By Melanie Rossi
GREEN BAY – Staying true to their motto — “Open Doors, Open Hearts” — St. Willebrord Parish serves the community by always keeping a door open for those in need.
The church was founded by Dutch immigrants in 1864, and since that time, they’ve made acceptance, diversity and inclusion a main priority.
Father Andy Cribben, who on July 1 began his 13th year with the parish, emphasized the connection that the parish has with the Green Bay community.
“Serving the spiritual needs of whoever comes to our doors is a community service,” he said. “We receive people from all over the place — it’s amazing. Every day I see and encounter people who come from places other than those who would say they’re members of the parish.”
As a result of this open door philosophy, the parish has welcomed a diverse range of people; they’ve been frequented by steadfast parishioners, travelers visiting Green Bay and homeless residents seeking warmth and food — even Vince Lombardi attended St. Willy’s during his time in the city.
“It wasn’t his parish,” Cribben explained, “but he came here every day for Mass because his office was nearby, and we had an early Mass in the morning that was convenient for his work schedule.

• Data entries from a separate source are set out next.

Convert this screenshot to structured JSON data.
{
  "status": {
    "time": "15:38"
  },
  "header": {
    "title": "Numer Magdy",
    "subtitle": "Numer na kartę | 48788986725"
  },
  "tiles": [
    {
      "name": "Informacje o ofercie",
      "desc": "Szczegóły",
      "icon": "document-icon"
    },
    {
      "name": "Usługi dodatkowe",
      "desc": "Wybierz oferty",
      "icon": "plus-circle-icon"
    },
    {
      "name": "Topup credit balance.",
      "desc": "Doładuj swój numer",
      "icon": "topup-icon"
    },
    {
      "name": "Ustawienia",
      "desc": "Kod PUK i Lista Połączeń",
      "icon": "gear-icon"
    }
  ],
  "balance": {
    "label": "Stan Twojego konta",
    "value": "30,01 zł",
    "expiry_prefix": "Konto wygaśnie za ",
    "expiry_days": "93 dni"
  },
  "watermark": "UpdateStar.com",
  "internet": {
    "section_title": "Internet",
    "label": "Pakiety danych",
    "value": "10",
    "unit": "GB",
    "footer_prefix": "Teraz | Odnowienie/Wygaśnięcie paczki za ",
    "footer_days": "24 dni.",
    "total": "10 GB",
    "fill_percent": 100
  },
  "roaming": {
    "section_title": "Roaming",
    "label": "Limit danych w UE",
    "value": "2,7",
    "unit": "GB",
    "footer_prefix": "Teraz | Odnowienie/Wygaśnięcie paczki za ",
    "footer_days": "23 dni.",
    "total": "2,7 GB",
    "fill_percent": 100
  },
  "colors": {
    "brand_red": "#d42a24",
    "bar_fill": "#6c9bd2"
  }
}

“With St. John’s Homeless Ministry just down the street, we get a lot of folks that come in here to get a drink of water, use the bathroom. . . We had rain on Monday, and our halls were full of folks just getting out of the rain, laying down and getting a nap in our hallway. Part of our service is being a church that’s open and available to people as much as we possibly can be. We open at 6:30 in the morning, and we’re open until 5 o’clock most days, and then the weekend’s even longer, so folks can find an open door here.”
For Father Cribben, the parish’s openness has been fundamental in helping it to pursue its mission.

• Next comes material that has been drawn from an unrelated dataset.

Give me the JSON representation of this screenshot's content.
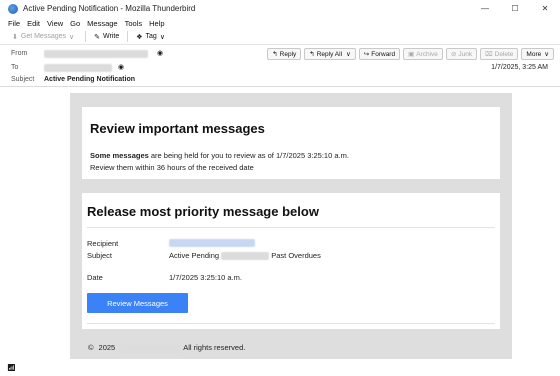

“Our mission is the proclamation of the good news of Jesus Christ, and we think that that’s a message that is one of invitation and openness, hospitality and interaction that builds relationships,” Cribben said. “People came to [Jesus] from all over the place, and he didn’t ask about their membership in the synagogue nearby… he just received them. I think that’s what we try to do.”

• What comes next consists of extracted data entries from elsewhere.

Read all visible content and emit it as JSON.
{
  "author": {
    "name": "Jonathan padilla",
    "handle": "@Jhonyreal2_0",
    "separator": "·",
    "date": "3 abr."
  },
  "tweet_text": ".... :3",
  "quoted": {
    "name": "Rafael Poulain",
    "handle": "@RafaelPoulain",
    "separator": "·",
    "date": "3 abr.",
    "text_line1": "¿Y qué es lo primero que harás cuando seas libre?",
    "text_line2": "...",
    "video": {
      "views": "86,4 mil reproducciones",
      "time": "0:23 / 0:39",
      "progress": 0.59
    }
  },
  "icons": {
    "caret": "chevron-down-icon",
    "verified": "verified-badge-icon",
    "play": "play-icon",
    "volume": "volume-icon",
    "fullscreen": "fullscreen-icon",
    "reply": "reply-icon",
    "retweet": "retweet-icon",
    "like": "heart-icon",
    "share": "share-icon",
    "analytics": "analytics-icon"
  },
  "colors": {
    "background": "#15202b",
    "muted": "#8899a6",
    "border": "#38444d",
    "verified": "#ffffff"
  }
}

While the church hosts two masses each weekday and eight masses per weekend, it still finds the time to prioritize community outreach and service.
With their weekly food pantry — supplied by donations from their parishioners — St. Willy’s provides bags of food for those in need and recommends services that can help them for the future.
“We’ve been doing that for many, many years now, and it’s been an important ministry; it’s not one we do a lot, but for the five or six families that come in any given week, it can mean the difference for them,” Cribben said.
“Anybody who comes to our door and asks for a sandwich, we will give a bologna and cheese sandwich, without question. Right now, after Covid, people come in, it’s kind of the honor system; we have sandwiches in a cooler… That’s been going on here for maybe twenty five or thirty years or more. We make probably 150 to 200 sandwiches a week that we give away… That’s been a fundamental ministry of feeding the hungry.”
As a celebration of their focus on diversity and inclusion, each summer the church hosts St. Willy’s Jam, a picnic that features a variety of diverse music groups.
Their 2023 celebration — featuring a polka band, a group playing a traditional Mexican style of music, a Green Bay rock’n’roll band, individual soloists and a band playing contemporary Latin American music — was held on June 11 in the parish parking lot.
“It was pretty chilly this year,” Cribben said, “but we’ve always had a nice crowd, and we did again this year.”
Although the church was originally founded by Dutch immigrants, its number of Hispanic parishioners has rapidly grown in the last 30 years.
Now, according to Cribben, close to 70% of St. Willy’s parishioners are Hispanic.
For Cribben, the diversity of people in the parish is what he appreciates the most.
“In 1990, [the parish] started a missionary to the Hispanic community that really didn’t have a home or a parish of its own in Green Bay, and St. Willebrord offered not just a place to celebrate Mass but a place to say, ‘this is our parish.’… I certainly appreciate the fact that we’re involved in the Hispanic community, and they are such an important part.”
The St. Willebrord Church building is currently closed and undergoing “extensive and expensive repairs” after plaster fell from the roof; but while their church building is currently not open, Cribben stressed that their parish center still is.